Operazione Allattamento Guardia di Finanza per appalti pubblici a Matera, intervento Basilio Gavazzeni (Fondazione Lucana Antiusura Monsignor Cavalla. Di seguito la nota integrale.
Quel che è stato divulgato sull’Operazione Allattamento condotta dalla Guardia di Finanza ci ha oscurato i giorni e messo alla prova chi ama la città di Matera. Non è possibile passare in rassegna le diverse reazioni dei cittadini. Ho fiducia che la riflessione e il discernimento, anzi l’esame di coscienza, non cedano il campo allo sciocchezzaio del gossip.
Impressionano i novanta nomi che, agglutinati in una gelatina di presunta illegalità, sono stati raccolti dalle reti della Guardia. Non bisogna sottovalutare quanto possano essere costate le strumentazioni, l’efficienza e l’abnegazione che hanno prodotto un simile pescato. Di fronte alla sua sovrabbondanza e, ancor di più, a un campione così rappresentativo di umanità nostrana, non possiamo svicolare né fare spallucce. Di qualche indagato, da tempo la vox populi stigmatizzava la sfrontatezza e le prevaricazioni, ma di altri la stessa voce riconosce l’innocuità di vasi di creta mal capitati in compagnia di vasi di ferro. Fra queste posizioni estreme è schierata la maggior parte degli indagati, persone di varia tempra professionale. Spiccano, infine, personaggi di superiore notorietà, addirittura protagonisti delle vicende locali.
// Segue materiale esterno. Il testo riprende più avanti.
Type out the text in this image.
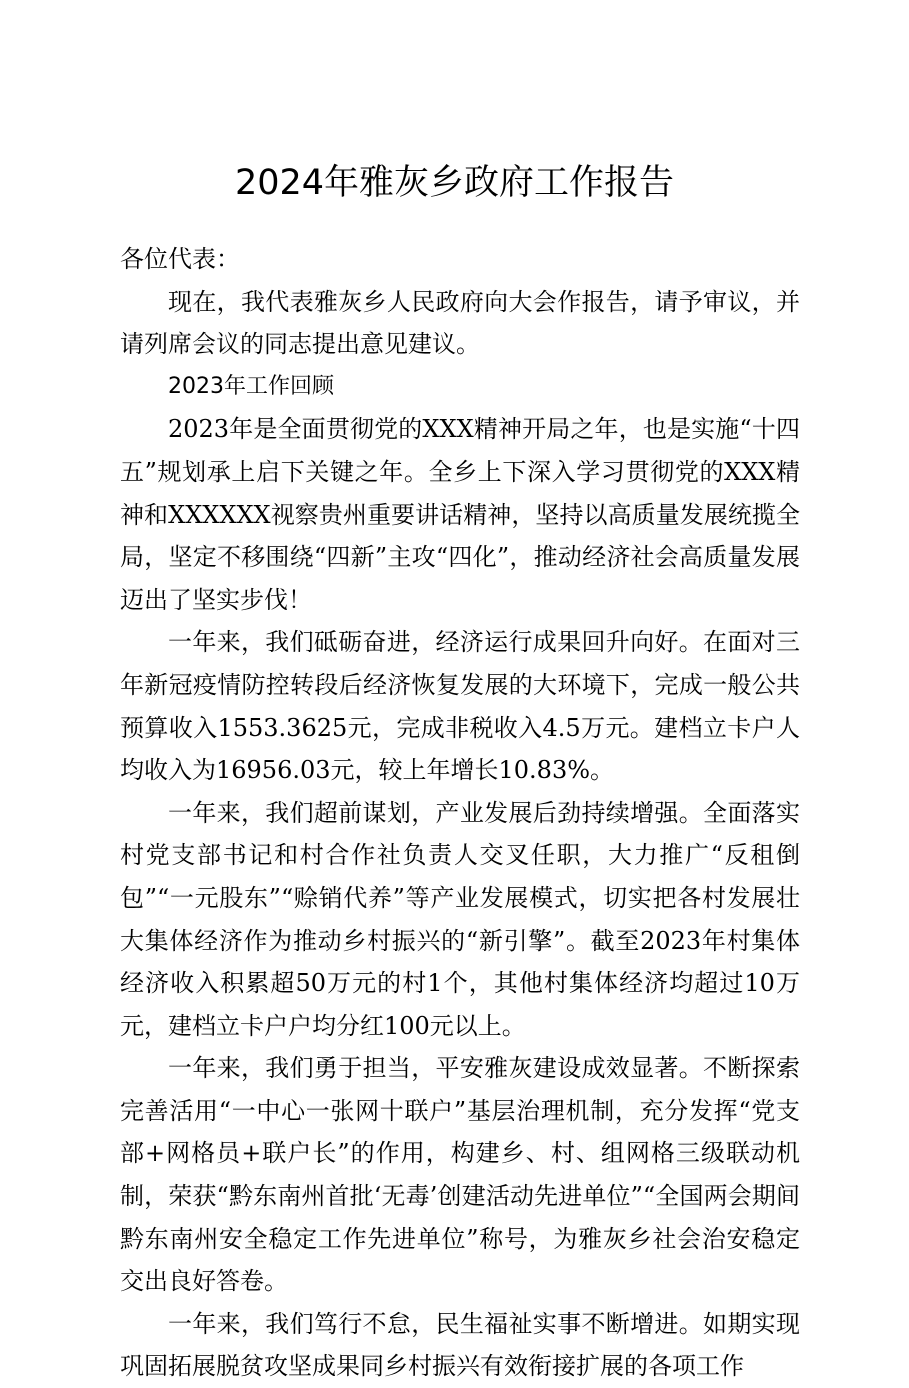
2024年雅灰乡政府工作报告

各位代表：

现在，我代表雅灰乡人民政府向大会作报告，请予审议，并请列席会议的同志提出意见建议。

2023年工作回顾

2023年是全面贯彻党的XXX精神开局之年，也是实施“十四五”规划承上启下关键之年。全乡上下深入学习贯彻党的XXX精神和XXXXXX视察贵州重要讲话精神，坚持以高质量发展统揽全局，坚定不移围绕“四新”主攻“四化”，推动经济社会高质量发展迈出了坚实步伐！

一年来，我们砥砺奋进，经济运行成果回升向好。在面对三年新冠疫情防控转段后经济恢复发展的大环境下，完成一般公共预算收入1553.3625元，完成非税收入4.5万元。建档立卡户人均收入为16956.03元，较上年增长10.83%。

一年来，我们超前谋划，产业发展后劲持续增强。全面落实村党支部书记和村合作社负责人交叉任职，大力推广“反租倒包”“一元股东”“赊销代养”等产业发展模式，切实把各村发展壮大集体经济作为推动乡村振兴的“新引擎”。截至2023年村集体经济收入积累超50万元的村1个，其他村集体经济均超过10万元，建档立卡户户均分红100元以上。

一年来，我们勇于担当，平安雅灰建设成效显著。不断探索完善活用“一中心一张网十联户”基层治理机制，充分发挥“党支部+网格员+联户长”的作用，构建乡、村、组网格三级联动机制，荣获“黔东南州首批‘无毒’创建活动先进单位”“全国两会期间黔东南州安全稳定工作先进单位”称号，为雅灰乡社会治安稳定交出良好答卷。

一年来，我们笃行不怠，民生福祉实事不断增进。如期实现巩固拓展脱贫攻坚成果同乡村振兴有效衔接扩展的各项工作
Siamo grati allo Stato e alle sue Forze di controllo che non consentono a nessuno di sormontare per tornaconto gli interessi della comunità. Sia lecito sostenere: è meglio un facinoroso allo stato libero che un innocente fra le ganasce di una giustizia erronea. In questo frangente si vorrebbe gridare con lo shakespeariano re Lear al culmine della pazzia: «Nessuno è colpevole, dico nessuno». Ma, tant’è: pare che non si tratti di una bolla di sapone, come pure qualcuno sussurra con scetticismo. Ai novanta gli avvisi di garanzia, come vengono interpretati dall’opinione pubblica, hanno sfregiato il nome e l’onorabilità, maculando anche quelli delle famiglie. Non consola per nulla che la giustizia farà il suo corso, visto che i processi la tirano per le lunghe e la vita è breve. La sua spada di Damocle calerà a trafiggere o sarà stornata, a seconda che il giudice del dibattimento, lette le carte, auditi i testi ed esaminati i riscontri, riconoscerà provati o insussistenti i fatti criminosi attribuiti a ognuno, enormità o bagatelle che siano.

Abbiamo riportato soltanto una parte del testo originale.